At this point in time, it would be easy to be one of the many who are sick of Kings of Leon. For two years the band has seemingly been exposed on near-Lagy Gaga proportions, and you’d be insane to think that you’ve heard a song like “Use Somebody” for the last time. But it doesn’t make much sense to be overly critical of a band for using the tools which were made available to them, nor does it make sense to mock success simply for the sake of doing so. All of that is in the past now, and Come Around Sundown reveals itself to be the first step in a shift toward what made the Followill brothers so alluring in the first place.
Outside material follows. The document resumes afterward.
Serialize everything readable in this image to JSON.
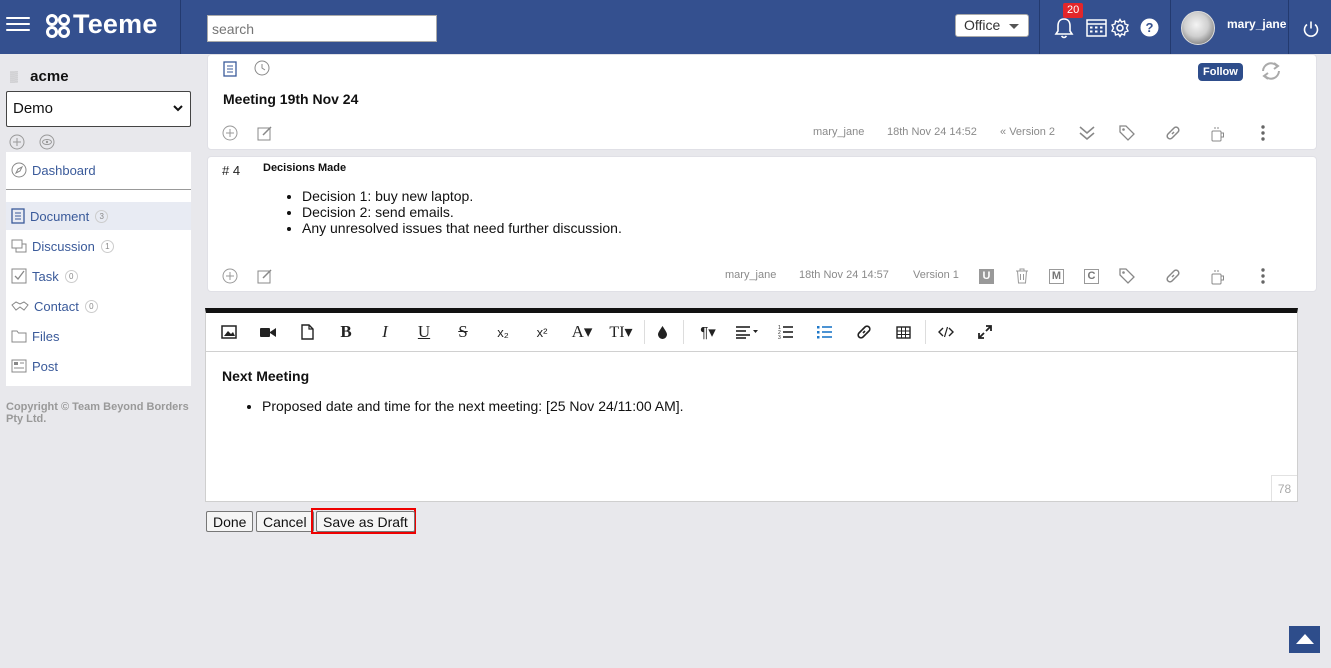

Sure, there are songs like the oddly placed malt-shop rock of “Mary,” but there are also songs like the vaguely twangy “Birthday,” which is far sexier—lyrically—than anything having to do with someone’s sex being on fire, “We’re gonna come together, we’re gonna celebrate/We’re gonna gather around like it’s your birthday/I don’t want to know just what I’m gonna do/I don’t care where you’re goin’, I’m coming home with you.” If you keep an open mind you’re likely to find a solid mainstream rock album that sounds much more like a product of band that enjoys “goofing off” more than it does “going to the office.” Time will tell which of the two directions the group takes—whether they chase success or continue the search for soul—but if Come Around Sundown is any indication, the future of Kings of Leon will be just as enjoyable as the band’s past has been.